Justiça de SP suspende ações e bloqueios contra empresas do Grupo Fictor por 30 dias
A Justiça de São Paulo determinou a suspensão, por 30 dias, de processos de execução e de novos bloqueios de bens contra a Fictor Holding e a Fictor Invest, empresas do Grupo Fictor. A medida atende a um pedido de recuperação judicial protocolado pelo conglomerado, que alega uma crise de liquidez após o episódio envolvendo o Banco Master.
O juiz Adler Batista de Oliveira Nobre, da 3ª Vara de Falências e Recuperações Judiciais de São Paulo, acatou o pedido em caráter de urgência. A decisão busca evitar a paralisação das atividades do grupo, que possui compromissos financeiros que somam mais de R$ 4,2 bilhões. A recuperação judicial é um mecanismo legal que permite a empresas em dificuldade financeira renegociar suas dívidas e evitar a falência.
Contudo, a decisão judicial não é irrestrita. O juiz determinou uma verificação prévia das reais condições de funcionamento das empresas e da documentação apresentada antes de aceitar formalmente o pedido de recuperação judicial. Bens e valores já bloqueados permanecem retidos e só serão liberados após a conclusão de uma perícia que apure a situação financeira e eventuais indícios de fraude no Grupo Fictor.
Conforme informação divulgada, o Grupo Fictor atribui sua crise de liquidez ao episódio envolvendo o Banco Master, cuja liquidação extrajudicial foi decretada pelo Banco Central em novembro de 2025. Na ocasião, um consórcio liderado por um dos sócios do grupo havia anunciado a intenção de adquirir o banco, mas a operação foi suspensa.
Crise de Liquidez e o Caso Banco Master
Segundo o Grupo Fictor, o anúncio da intenção de compra do Banco Master, em novembro de 2025, e a posterior liquidação do banco pelo Banco Central, impactaram negativamente a reputação do conglomerado. A empresa alega que especulações e notícias negativas atingiram a liquidez da Fictor Invest e da Fictor Holding, desencadeando uma corrida por resgates de investidores das Sociedades em Conta de Participação (SCPs).
O grupo afirma que, desde o início de suas operações, nunca houve atrasos em pagamentos. Diante da crise, o Grupo Fictor implementou um plano de reestruturação, incluindo a redução de sua estrutura física e quadro de funcionários. A recuperação judicial, segundo a empresa, visa equilibrar a operação e assegurar o pagamento dos compromissos financeiros.
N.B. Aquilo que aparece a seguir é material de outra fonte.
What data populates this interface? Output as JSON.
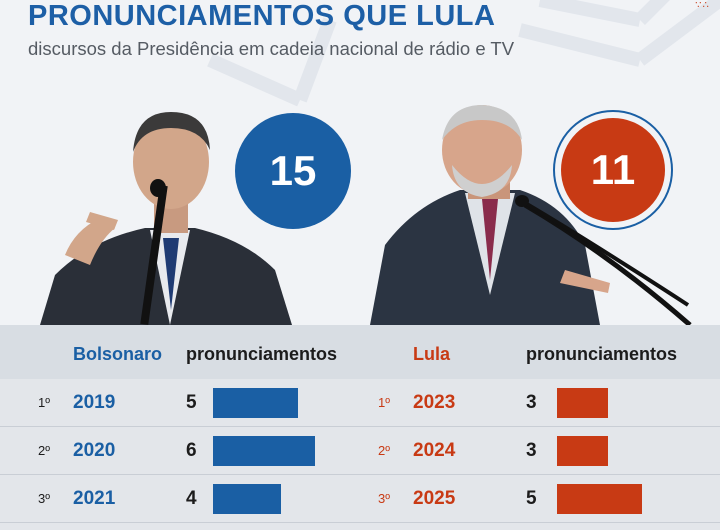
{
  "title": "PRONUNCIAMENTOS QUE LULA",
  "subtitle": "discursos da Presidência em cadeia nacional de rádio e TV",
  "corner_mark": "∵∴",
  "colors": {
    "bolsonaro": "#1a5fa4",
    "lula": "#c83a14",
    "background": "#f1f3f6"
  },
  "totals": {
    "bolsonaro": "15",
    "lula": "11"
  },
  "table": {
    "left_header": "Bolsonaro",
    "right_header": "Lula",
    "value_header": "pronunciamentos"
  },
  "chart_data": {
    "type": "bar",
    "title": "PRONUNCIAMENTOS QUE LULA",
    "subtitle": "discursos da Presidência em cadeia nacional de rádio e TV",
    "series": [
      {
        "name": "Bolsonaro",
        "total": 15,
        "ranks": [
          "1º",
          "2º",
          "3º"
        ],
        "categories": [
          "2019",
          "2020",
          "2021"
        ],
        "values": [
          5,
          6,
          4
        ]
      },
      {
        "name": "Lula",
        "total": 11,
        "ranks": [
          "1º",
          "2º",
          "3º"
        ],
        "categories": [
          "2023",
          "2024",
          "2025"
        ],
        "values": [
          3,
          3,
          5
        ]
      }
    ],
    "value_label": "pronunciamentos"
  }
}
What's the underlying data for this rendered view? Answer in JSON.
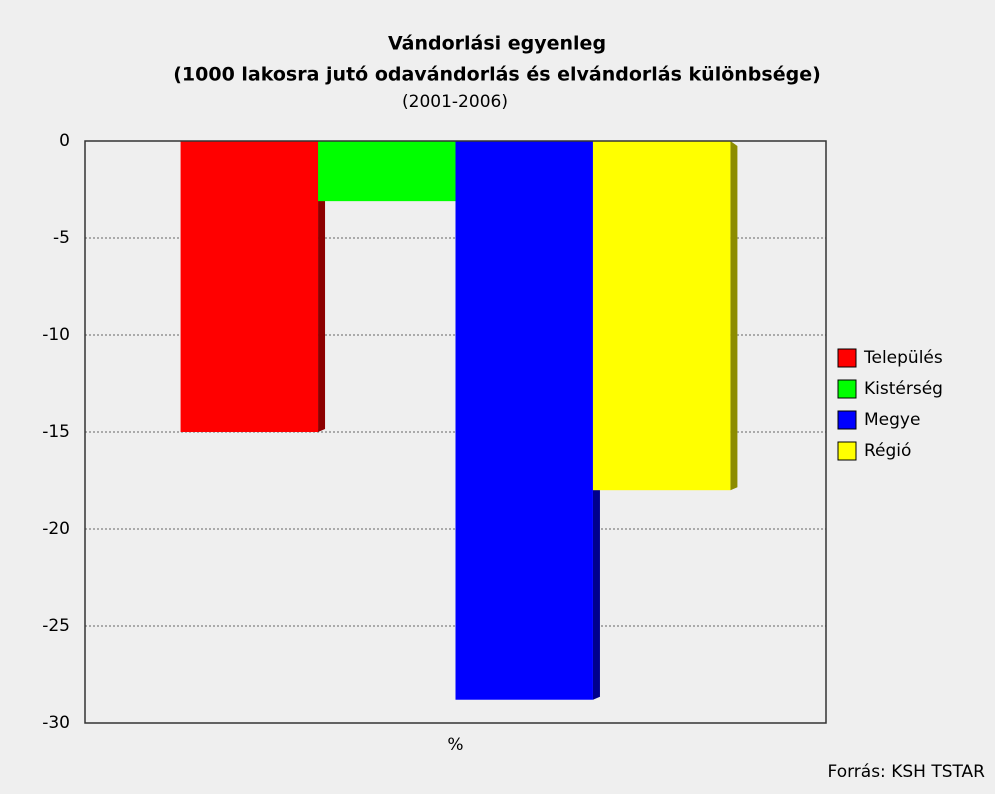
{
  "chart_data": {
    "type": "bar",
    "title": "Vándorlási egyenleg",
    "subtitle": "(1000 lakosra jutó odavándorlás és elvándorlás különbsége)",
    "period": "(2001-2006)",
    "source": "Forrás: KSH TSTAR",
    "categories": [
      "%"
    ],
    "series": [
      {
        "name": "Település",
        "color": "#ff0000",
        "values": [
          -15.0
        ]
      },
      {
        "name": "Kistérség",
        "color": "#00ff00",
        "values": [
          -3.1
        ]
      },
      {
        "name": "Megye",
        "color": "#0000ff",
        "values": [
          -28.8
        ]
      },
      {
        "name": "Régió",
        "color": "#ffff00",
        "values": [
          -18.0
        ]
      }
    ],
    "ylim": [
      -30,
      0
    ],
    "yticks": [
      0,
      -5,
      -10,
      -15,
      -20,
      -25,
      -30
    ],
    "grid": true,
    "legend": "right"
  }
}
Acusações de Pirâmide Financeira e Fraude
A decisão judicial também considera as graves acusações feitas por credores do Grupo Fictor. Eles apontam indícios de que o grupo operaria um esquema de pirâmide financeira e citam investigações em andamento na Comissão de Valores Mobiliários (CVM) e na Polícia Federal. A estrutura de SCPs utilizada pela empresa é vista pelos credores como uma forma de encobrir contratos irregulares de investimento coletivo.
Suspeitas de confusão patrimonial entre as empresas do grupo também foram levantadas. Credores alegam que recursos captados via SCPs teriam sido desviados para empresas operacionais e fundos administrados pela Fictor Asset, deixando a Fictor Invest sem recursos. Há também denúncias sobre a falta de lastro real nos ativos apresentados pela empresa, com inconsistências na declaração de propriedades de terras, que seriam apenas arrendadas.
Verificação Judicial e Futuro das Empresas
Diante da gravidade das alegações, o juiz determinou uma verificação prévia para apurar as reais condições de funcionamento das empresas, o fluxo de recursos e a regularidade da documentação. A intenção é evitar que o processo de recuperação judicial seja utilizado para fins fraudulentos. A suspensão de novas cobranças e bloqueios visa garantir que as empresas continuem operando, mas sem impedir a apuração de possíveis irregularidades.
O Grupo Fictor, fundado em 2007, atua nos setores de indústria alimentícia, energia, infraestrutura e soluções de pagamento. O pedido de recuperação judicial abrange a Fictor Holding e a Fictor Invest, mas não inclui as subsidiárias, que devem manter suas rotinas e contratos para evitar que empresas viáveis sejam afetadas pelo processo recuperacional.